Two stories about trees floating in upright position appeared in the media this month: one related to something that has long been a traditional feature of park landscaping, the other as part of a climate change awareness project. They made me think of an earlier example.
The traditional story comes from Georgia (see this BBC coverage), where a new park is laid out by former prime minister Bidzina Ivanishvili. To give his park more ‘body’, mature trees are imported from elsewhere -nothing new in landscape architecture. One of these trees, a Tulip tree of around 100 years old, was uprooted in the west of the country. Its transport by boat over the waters of the Black Sea provided images such as this:
A 100 year-old Tulip tree is transported over the waters of the Black Sea.
Closer to home, Rotterdam saw the eh… ceremonial launch of a Bobbing Forest in the former harbour basin Rijnhaven. This project by Rotterdam art production collective Mothership is inspired by and a cooperation with Columbian artist Jorge Bakker. It takes a somewhat light-hearted approach to problems associated with climate change: the predicted rise of sea levels and its possible consequences for low lying land -like Rotterdam and much of the Netherlands. Even in today’s storm, the trees seem to cope well with the conditions.
The Bobbing Forest in the Rijnhaven. (photos: HvdE).
Pliny the Elder
Both stories made me think of what Pliny the Elder wrote about this part of the world. At the height of their expansion into Northwestern Europe, the Romans managed to occupy the southern half of what is now the Netherlands. The larger rivers running towards the North Sea formed a natural boundary along which the border (the ‘limes‘) was formed. The river Rhine was also an important trade route. Peoples living to the north were hostile to the Roman occupation, and they often successfully defended their territory against Roman attacks -in which Pliny himself was involved. To defend themselves against attacks from the north, the Romans created army camps along the border, and they had ships patrolling the rivers.
Pliny notes that at several occasions, Roman sailors thought they were being attacked by enormous enemy ships. In reality, their rigging was wrecked by mature trees, standing on islands floating down the river. It must have been a majestic sight to see these trees float towards and onto the sea, comparable with the Tulip tree transport on the Black Sea.

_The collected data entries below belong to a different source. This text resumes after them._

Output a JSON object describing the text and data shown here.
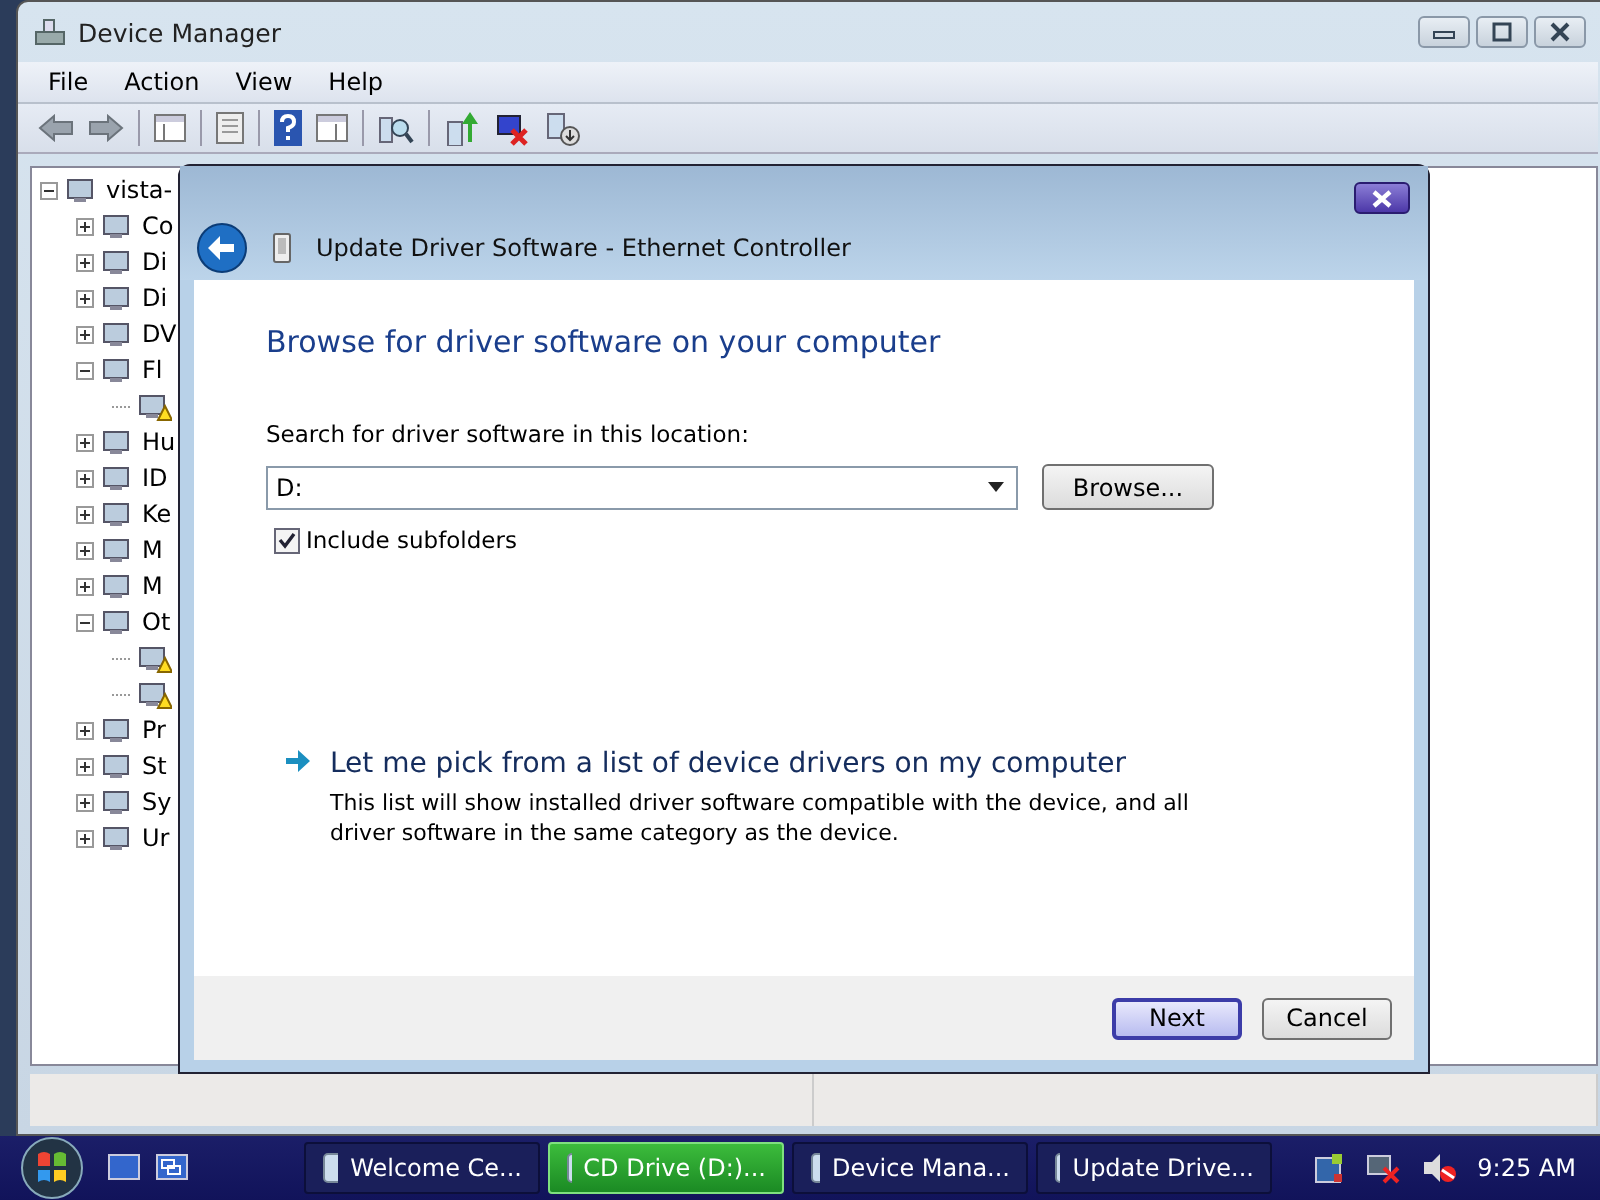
{
  "window": {
    "title": "Device Manager"
  },
  "menu": [
    "File",
    "Action",
    "View",
    "Help"
  ],
  "tree": [
    {
      "label": "vista-",
      "expanded": true,
      "children": [
        {
          "label": "Co",
          "expanded": false
        },
        {
          "label": "Di",
          "expanded": false
        },
        {
          "label": "Di",
          "expanded": false
        },
        {
          "label": "DV",
          "expanded": false
        },
        {
          "label": "Fl",
          "expanded": true,
          "children": [
            {
              "warning": true
            }
          ]
        },
        {
          "label": "Hu",
          "expanded": false
        },
        {
          "label": "ID",
          "expanded": false
        },
        {
          "label": "Ke",
          "expanded": false
        },
        {
          "label": "M",
          "expanded": false
        },
        {
          "label": "M",
          "expanded": false
        },
        {
          "label": "Ot",
          "expanded": true,
          "children": [
            {
              "warning": true
            },
            {
              "warning": true
            }
          ]
        },
        {
          "label": "Pr",
          "expanded": false
        },
        {
          "label": "St",
          "expanded": false
        },
        {
          "label": "Sy",
          "expanded": false
        },
        {
          "label": "Ur",
          "expanded": false
        }
      ]
    }
  ],
  "dialog": {
    "title": "Update Driver Software - Ethernet Controller",
    "heading": "Browse for driver software on your computer",
    "search_label": "Search for driver software in this location:",
    "location": {
      "value": "D:"
    },
    "browse_button": "Browse...",
    "include_subfolders": {
      "label": "Include subfolders",
      "checked": true
    },
    "pick_link": {
      "label": "Let me pick from a list of device drivers on my computer",
      "description": "This list will show installed driver software compatible with the device, and all driver software in the same category as the device."
    },
    "buttons": [
      {
        "label": "Next",
        "default": true
      },
      {
        "label": "Cancel",
        "default": false
      }
    ]
  },
  "taskbar": {
    "tasks": [
      {
        "label": "Welcome Ce...",
        "selected": false
      },
      {
        "label": "CD Drive (D:)...",
        "selected": true
      },
      {
        "label": "Device Mana...",
        "selected": false
      },
      {
        "label": "Update Drive...",
        "selected": false
      }
    ],
    "clock": "9:25 AM"
  }
}
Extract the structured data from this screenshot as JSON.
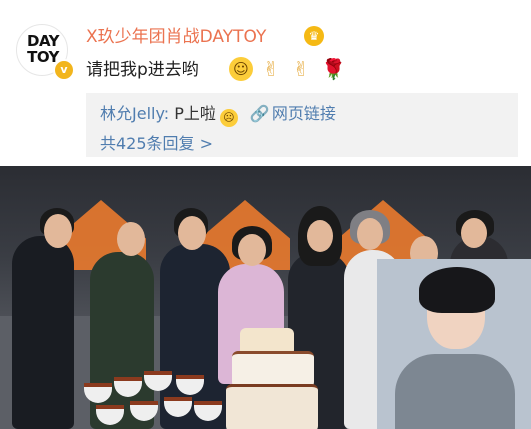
{
  "post": {
    "avatar_line1": "DAY",
    "avatar_line2": "TOY",
    "verified_badge": "v",
    "username": "X玖少年团肖战DAYTOY",
    "crown_icon": "crown-icon",
    "comment_text": "请把我p进去哟",
    "emojis": [
      "smile-emoji",
      "victory-hand-emoji",
      "victory-hand-emoji",
      "rose-emoji"
    ],
    "reply_author": "林允Jelly:",
    "reply_text": "P上啦",
    "reply_emoji": "crying-face-emoji",
    "link_label": "网页链接",
    "more_replies": "共425条回复 >"
  },
  "colors": {
    "username": "#eb7350",
    "link": "#507daf",
    "reply_bg": "#f2f2f2",
    "badge": "#f2b51d"
  }
}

Like the Roman attempts to occupy new territory, the Georgian ‘tree grab’ leads to protests from the locals, who may not be satisfied with the promised replanting of trees for compensation. Collecting mature trees from elsewhere for the benefit of a few individuals is not as acceptable as it seems to have been during the 19th and early 20th centuries, when this was fairly common practice among estate owners and landscape architects. That ‘climate’ seems to have also changed.
2000 years
The Rotterdam project is planned to run between five and ten years, but I think that period should be expanded, provided the elm trees can reach some form of maturity in this environment. We could create a modern version of these ancient floating forested islands by cutting loose bobbing forest in a few decades from now. For example in 2047, exactly two millennia after Pliny supposedly roamed these parts and must have heard his soldiers tell those stories.
I like to think this would both commemorate an important period of our history, and be a strong reminder that climate change played a significant role in the decline and fall of the Roman empire.
Location of the Bobbing Forest project in the Rijnhaven in Rotterdam.